B. Kebijaksanaan Nasional Dalam Pelestarian Lingkungan Hidup
Kebijakan
nasional lingkungan hidup merupakan nilai-nilai dasar dalam
pelestarian lingkungan yang terdiri butir-butir sebagai berikut :
Pelestarian
lingkungan dilaksanakan berdasarkan konsep Pembangunan Berkelanjutan
yaitu pembangunan yang memenuhi aspirasi dan kebutuhan manusia saat ini,
tanpa mengurangi potensi pemenuhan aspirasi dan kebutuhan manusia pada
generasi-generasi mendatang. Pembangunan berkelanjutan didasarkan atas
kesejahteraan masyarakat serta keadilan dalam jangka waktu pendek,
menengah dan panjang dengan keseimbangan pertumbuhan ekonomi, dinamika
sosial dan pelestarian lingkungan hidup.
Fungsi
lingkungan perlu dilestarikan demi kepentingan manusia baik dalam
jangka pendek, menengah maupun jangka panjang. Pengambilan keputusan
dalam pembangunan perlu memperhatikan pertimbangan daya dukung
lingkungan sesuai fungsinya. Daya dukung lingkungan menjadi kendala
(constraint) dalam pengambilan keputusan dan prinsip ini perlu dilakukan
secara kontinyu dan konsekuen.
Pemanfaatan
sumber daya alam tak terpulihkan perlu memperhatikan kebutuhan antar
generasi. Pemanfaatan sumber daya alam terpulihkan perlu mempertahankan
daya pemulihannya.
Setiap
warga negara mempunyai hak untuk mendapatkan lingkungan yang baik dan
sehat dan berkewajiban untuk melestarikan lingkungan. Oleh karenanya,
setiap warga negara mempunyai hak untuk mendapatkan informasi lingkungan
yang benar, lengkap dan mutakhir.
Dalam pelestarian lingkungan, usaha pencegahan lebih diutamakan daripada usaha penanggulangan dan pemulihan.
Kualitas
lingkungan ditetapkan berdasarkan fungsinya. Pencemaran dan kerusakan
lingkungan perlu dihindari bila sampai terjadi pencemaran dan perusakan
lingkungan, maka diadakan penanggulangan dan pemulihan dengan tanggung
jawab pada pihak yang menyebabkannya
Pelestarian
lingkungan dilakukan berdasarkan prinsip-prinsip pelestarian melalui
pendekatan manajemen yang layak dengan sistem pertanggung jawaban.

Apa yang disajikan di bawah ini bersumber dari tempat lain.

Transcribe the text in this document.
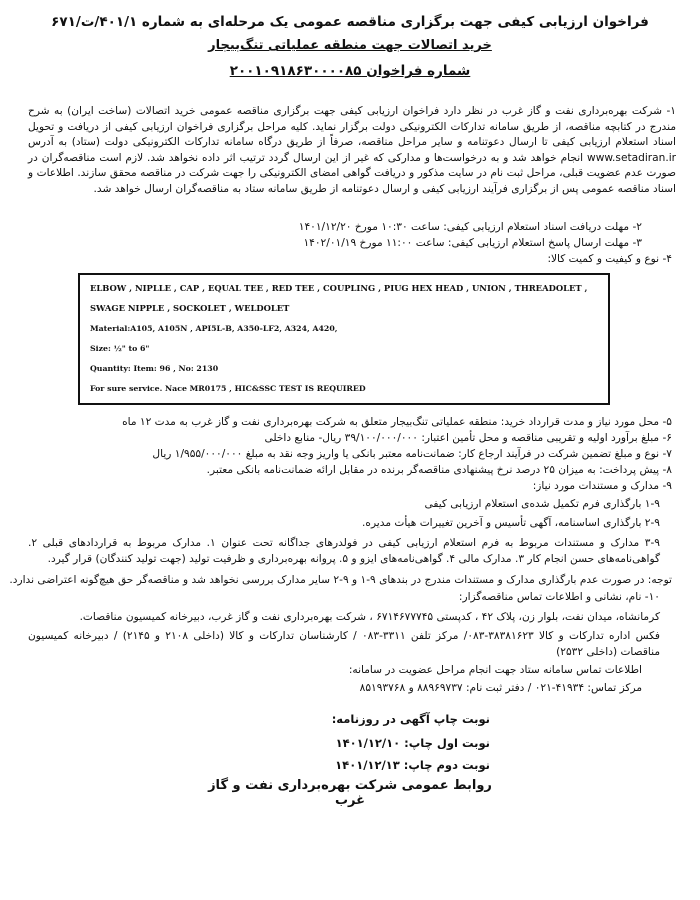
فراخوان ارزیابی کیفی جهت برگزاری مناقصه عمومی یک مرحله‌ای به شماره ۴۰۱/۱/ت/۶۷۱
خرید اتصالات جهت منطقه عملیاتی تنگ‌بیجار
شماره فراخوان ۲۰۰۱۰۹۱۸۶۳۰۰۰۰۸۵
۱- شرکت بهره‌برداری نفت و گاز غرب در نظر دارد فراخوان ارزیابی کیفی جهت برگزاری مناقصه عمومی خرید اتصالات (ساخت ایران) به شرح مندرج در کتابچه مناقصه، از طریق سامانه تدارکات الکترونیکی دولت برگزار نماید. کلیه مراحل برگزاری فراخوان ارزیابی کیفی از دریافت و تحویل اسناد استعلام ارزیابی کیفی تا ارسال دعوتنامه و سایر مراحل مناقصه، صرفاً از طریق درگاه سامانه تدارکات الکترونیکی دولت (ستاد) به آدرس www.setadiran.ir انجام خواهد شد و به درخواست‌ها و مدارکی که غیر از این ارسال گردد ترتیب اثر داده نخواهد شد. لازم است مناقصه‌گران در صورت عدم عضویت قبلی، مراحل ثبت نام در سایت مذکور و دریافت گواهی امضای الکترونیکی را جهت شرکت در مناقصه محقق سازند. اطلاعات و اسناد مناقصه عمومی پس از برگزاری فرآیند ارزیابی کیفی و ارسال دعوتنامه از طریق سامانه ستاد به مناقصه‌گران ارسال خواهد شد.
۲- مهلت دریافت اسناد استعلام ارزیابی کیفی: ساعت ۱۰:۳۰ مورخ ۱۴۰۱/۱۲/۲۰
۳- مهلت ارسال پاسخ استعلام ارزیابی کیفی: ساعت ۱۱:۰۰ مورخ ۱۴۰۲/۰۱/۱۹
۴- نوع و کیفیت و کمیت کالا:

ELBOW , NIPLLE , CAP , EQUAL TEE , RED TEE , COUPLING , PIUG HEX HEAD , UNION , THREADOLET ,

SWAGE NIPPLE , SOCKOLET , WELDOLET

Material:A105, A105N , API5L-B, A350-LF2, A324, A420,

Size: ½" to 6"

Quantity: Item: 96 , No: 2130

For sure service. Nace MR0175 , HIC&SSC TEST IS REQUIRED

۵- محل مورد نیاز و مدت قرارداد خرید: منطقه عملیاتی تنگ‌بیجار متعلق به شرکت بهره‌برداری نفت و گاز غرب به مدت ۱۲ ماه
۶- مبلغ برآورد اولیه و تقریبی مناقصه و محل تأمین اعتبار: ۳۹/۱۰۰/۰۰۰/۰۰۰ ریال- منابع داخلی
۷- نوع و مبلغ تضمین شرکت در فرآیند ارجاع کار: ضمانت‌نامه معتبر بانکی یا واریز وجه نقد به مبلغ ۱/۹۵۵/۰۰۰/۰۰۰ ریال
۸- پیش پرداخت: به میزان ۲۵ درصد نرخ پیشنهادی مناقصه‌گر برنده در مقابل ارائه ضمانت‌نامه بانکی معتبر.
۹- مدارک و مستندات مورد نیاز:
۱-۹ بارگذاری فرم تکمیل شده‌ی استعلام ارزیابی کیفی
۲-۹ بارگذاری اساسنامه، آگهی تأسیس و آخرین تغییرات هیأت مدیره.
۳-۹ مدارک و مستندات مربوط به فرم استعلام ارزیابی کیفی در فولدرهای جداگانه تحت عنوان ۱. مدارک مربوط به قراردادهای قبلی ۲. گواهی‌نامه‌های حسن انجام کار ۳. مدارک مالی ۴. گواهی‌نامه‌های ایزو و ۵. پروانه بهره‌برداری و ظرفیت تولید (جهت تولید کنندگان) قرار گیرد.
توجه: در صورت عدم بارگذاری مدارک و مستندات مندرج در بندهای ۹-۱ و ۹-۲ سایر مدارک بررسی نخواهد شد و مناقصه‌گر حق هیچ‌گونه اعتراضی ندارد.
۱۰- نام، نشانی و اطلاعات تماس مناقصه‌گزار:
کرمانشاه، میدان نفت، بلوار زن، پلاک ۴۲ ، کدپستی ۶۷۱۴۶۷۷۷۴۵ ، شرکت بهره‌برداری نفت و گاز غرب، دبیرخانه کمیسیون مناقصات.
فکس اداره تدارکات و کالا ۳۸۳۸۱۶۲۳-۰۸۳/ مرکز تلفن ۳۳۱۱-۰۸۳ / کارشناسان تدارکات و کالا (داخلی ۲۱۰۸ و ۲۱۴۵) / دبیرخانه کمیسیون مناقصات (داخلی ۲۵۳۲)
اطلاعات تماس سامانه ستاد جهت انجام مراحل عضویت در سامانه:
مرکز تماس: ۴۱۹۳۴-۰۲۱ / دفتر ثبت نام: ۸۸۹۶۹۷۳۷ و ۸۵۱۹۳۷۶۸
نوبت چاپ آگهی در روزنامه:
نوبت اول چاپ: ۱۴۰۱/۱۲/۱۰
نوبت دوم چاپ: ۱۴۰۱/۱۲/۱۳
روابط عمومی شرکت بهره‌برداری نفت و گاز غرب
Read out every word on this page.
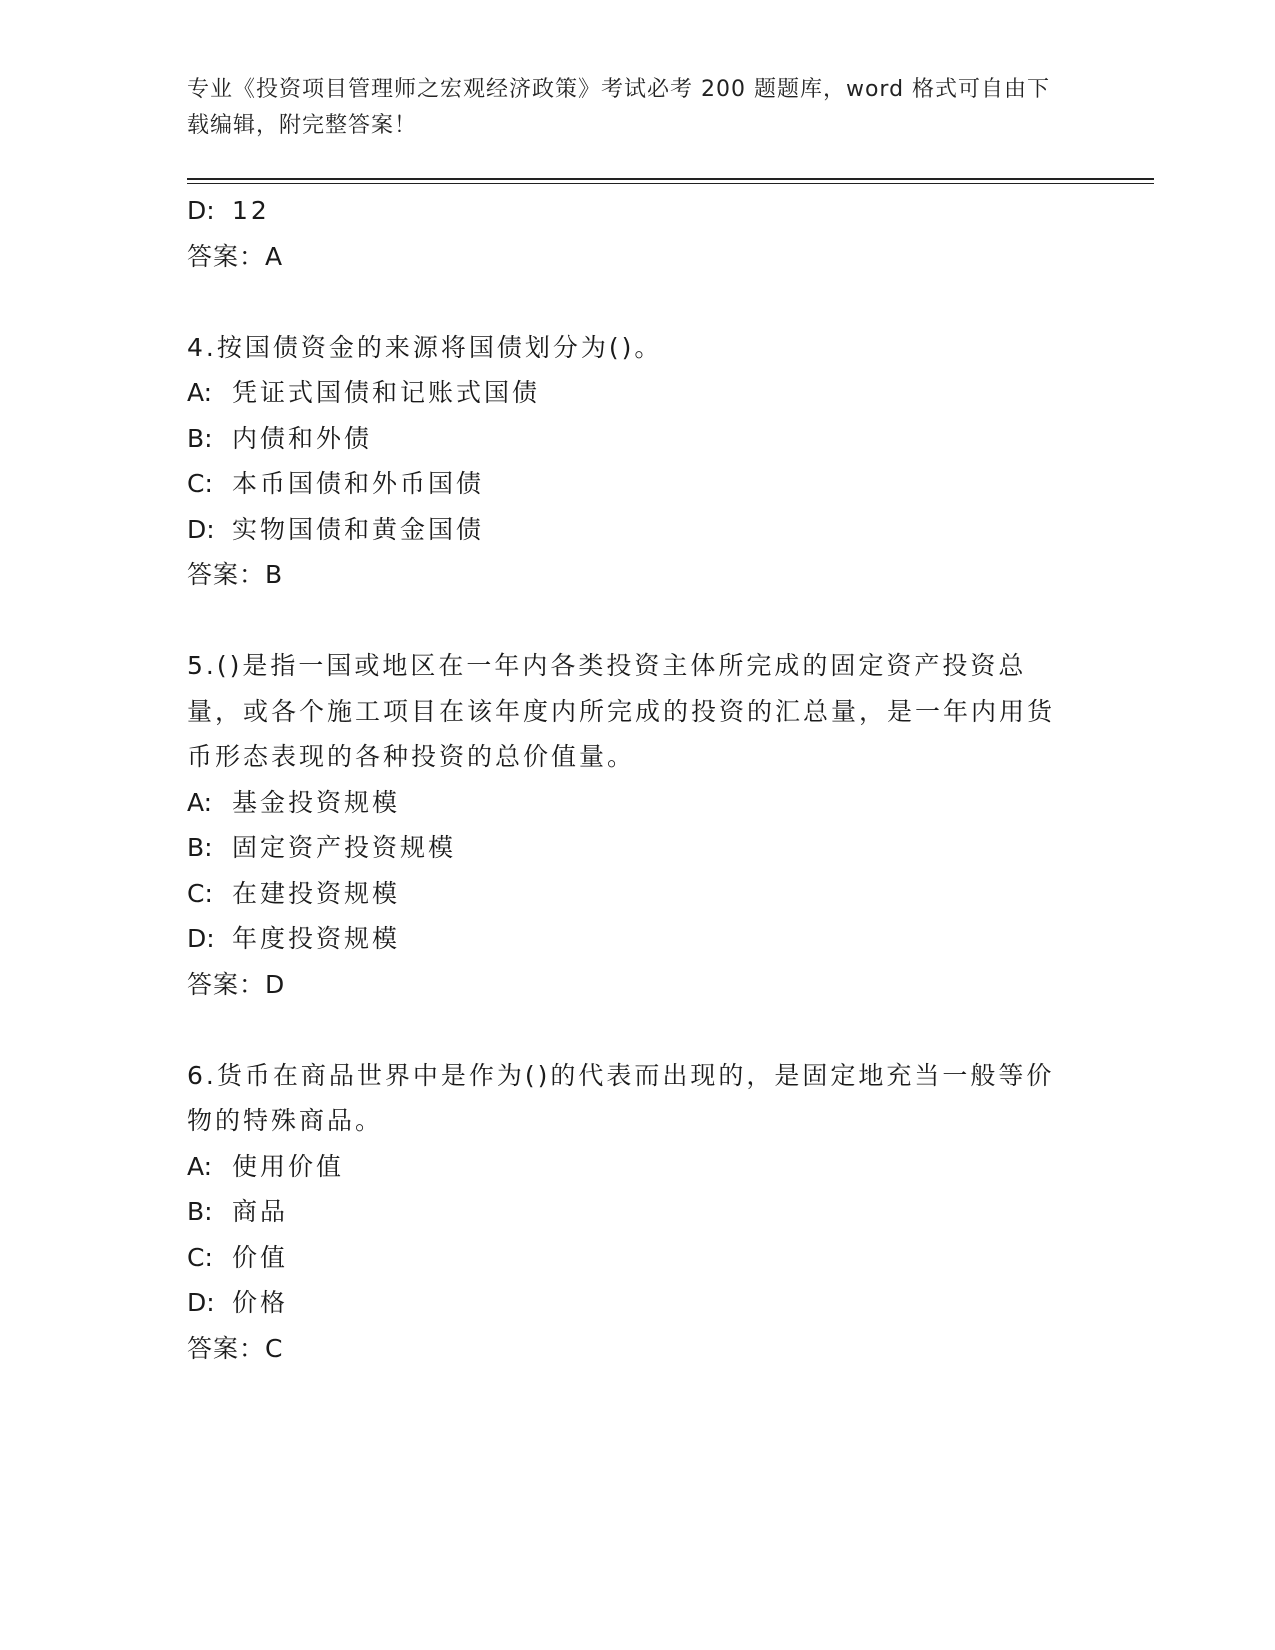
专业《投资项目管理师之宏观经济政策》考试必考 200 题题库，word 格式可自由下载编辑，附完整答案！
D: 12
答案：A
4.按国债资金的来源将国债划分为()。
A: 凭证式国债和记账式国债
B: 内债和外债
C: 本币国债和外币国债
D: 实物国债和黄金国债
答案：B
5.()是指一国或地区在一年内各类投资主体所完成的固定资产投资总量，或各个施工项目在该年度内所完成的投资的汇总量，是一年内用货币形态表现的各种投资的总价值量。
A: 基金投资规模
B: 固定资产投资规模
C: 在建投资规模
D: 年度投资规模
答案：D
6.货币在商品世界中是作为()的代表而出现的，是固定地充当一般等价物的特殊商品。
A: 使用价值
B: 商品
C: 价值
D: 价格
答案：C
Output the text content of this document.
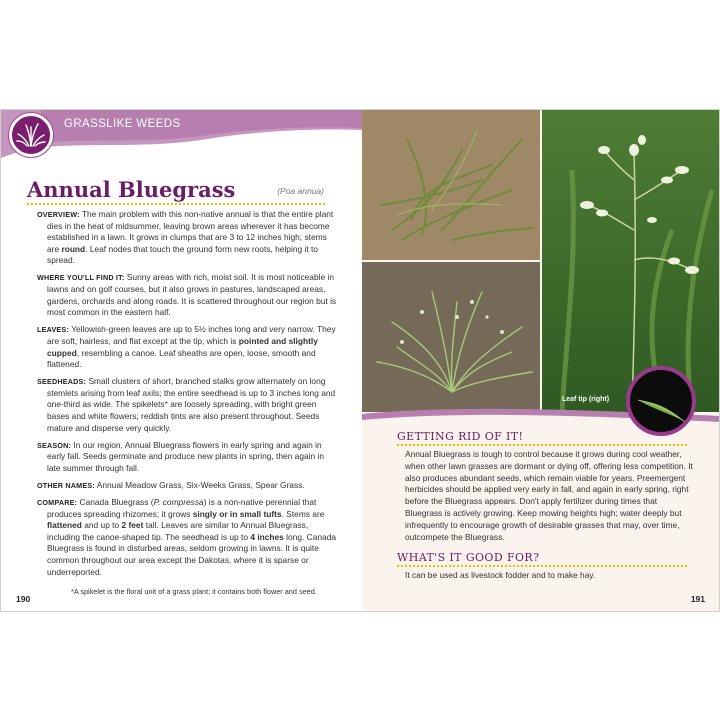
GRASSLIKE WEEDS
Annual Bluegrass	(Poa annua)

OVERVIEW: The main problem with this non-native annual is that the entire plant dies in the heat of midsummer, leaving brown areas wherever it has become established in a lawn. It grows in clumps that are 3 to 12 inches high; stems are round. Leaf nodes that touch the ground form new roots, helping it to spread.

WHERE YOU'LL FIND IT: Sunny areas with rich, moist soil. It is most noticeable in lawns and on golf courses, but it also grows in pastures, landscaped areas, gardens, orchards and along roads. It is scattered throughout our region but is most common in the eastern half.

LEAVES: Yellowish-green leaves are up to 5½ inches long and very narrow. They are soft, hairless, and flat except at the tip, which is pointed and slightly cupped, resembling a canoe. Leaf sheaths are open, loose, smooth and flattened.

SEEDHEADS: Small clusters of short, branched stalks grow alternately on long stemlets arising from leaf axils; the entire seedhead is up to 3 inches long and one-third as wide. The spikelets* are loosely spreading, with bright green bases and white flowers; reddish tints are also present throughout. Seeds mature and disperse very quickly.

SEASON: In our region, Annual Bluegrass flowers in early spring and again in early fall. Seeds germinate and produce new plants in spring, then again in late summer through fall.

OTHER NAMES: Annual Meadow Grass, Six-Weeks Grass, Spear Grass.

COMPARE: Canada Bluegrass (P. compressa) is a non-native perennial that produces spreading rhizomes; it grows singly or in small tufts. Stems are flattened and up to 2 feet tall. Leaves are similar to Annual Bluegrass, including the canoe-shaped tip. The seedhead is up to 4 inches long. Canada Bluegrass is found in disturbed areas, seldom growing in lawns. It is quite common throughout our area except the Dakotas, where it is sparse or underreported.

190
*A spikelet is the floral unit of a grass plant; it contains both flower and seed.
Leaf tip (right)
GETTING RID OF IT!
Annual Bluegrass is tough to control because it grows during cool weather, when other lawn grasses are dormant or dying off, offering less competition. It also produces abundant seeds, which remain viable for years. Preemergent herbicides should be applied very early in fall, and again in early spring, right before the Bluegrass appears. Don't apply fertilizer during times that Bluegrass is actively growing. Keep mowing heights high; water deeply but infrequently to encourage growth of desirable grasses that may, over time, outcompete the Bluegrass.
WHAT'S IT GOOD FOR?
It can be used as livestock fodder and to make hay.
191
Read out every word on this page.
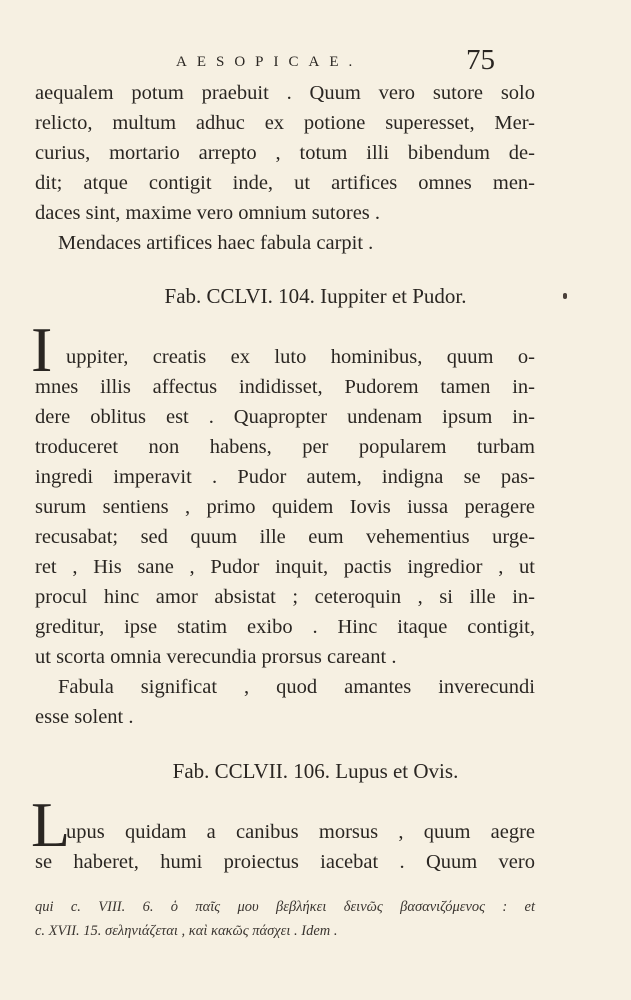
AESOPICAE.	75
aequalem potum praebuit . Quum vero sutore solo
relicto, multum adhuc ex potione superesset, Mer-
curius, mortario arrepto , totum illi bibendum de-
dit; atque contigit inde, ut artifices omnes men-
daces sint, maxime vero omnium sutores .
Mendaces artifices haec fabula carpit .
Fab. CCLVI. 104. Iuppiter et Pudor.
I uppiter, creatis ex luto hominibus, quum o-
mnes illis affectus indidisset, Pudorem tamen in-
dere oblitus est . Quapropter undenam ipsum in-
troduceret non habens, per popularem turbam
ingredi imperavit . Pudor autem, indigna se pas-
surum sentiens , primo quidem Iovis iussa peragere
recusabat; sed quum ille eum vehementius urge-
ret , His sane , Pudor inquit, pactis ingredior , ut
procul hinc amor absistat ; ceteroquin , si ille in-
greditur, ipse statim exibo . Hinc itaque contigit,
ut scorta omnia verecundia prorsus careant .
Fabula significat , quod amantes inverecundi
esse solent .
Fab. CCLVII. 106. Lupus et Ovis.
L
upus quidam a canibus morsus , quum aegre
se haberet, humi proiectus iacebat . Quum vero
qui c. VIII. 6. ὁ παῖς μου βεβλήκει δεινῶς βασανιζόμενος : et
c. XVII. 15. σεληνιάζεται , καὶ κακῶς πάσχει . Idem .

C. Paradigma Pelestarian Lingkungan
Sekarang
ini paradigma pembangunan lebih bersifat high-techsentris, hingga
keberhasilan pun hanya dilihat dari angka kuantitatif yang berdimensi
material. Sementara itu keseimbangan ekologis, langka – untuk tidak
mengatakan tak pernah sama sekali – mendapat perhatian dari fasilitator
pembangunan.
Akibatnya
ratusan juta, miliaran, bahkan triliunan rupiah terkikis habis
diterjang kemurkaan alam lewat berbagai kondisi lingkungan yang kian
degradatif. Misalnya, hutan Indonesia mengalami kerusakan yang
sedemikian parah dari sekira 120,35 juta hektare; 59 juta hektare
diantaranya rusak dan memerlukan rehabilitasi. Bahkan laju
pengrusakannya berkisar 2,83 juta hektare setiap tahunnya. Kerugian
material yang diderita pun hampir mencapai Rp. 10 triliunan per tahun.
Jika
kondisi di atas tidak segera mendapat perhatian, saya rasa sepuluh
atau dua puluh tahun ke depan, hutan Indonesia akan mengalami
penurunan, bahkan kehancuran. Maka, pengelolaan sumber daya alam (SDA)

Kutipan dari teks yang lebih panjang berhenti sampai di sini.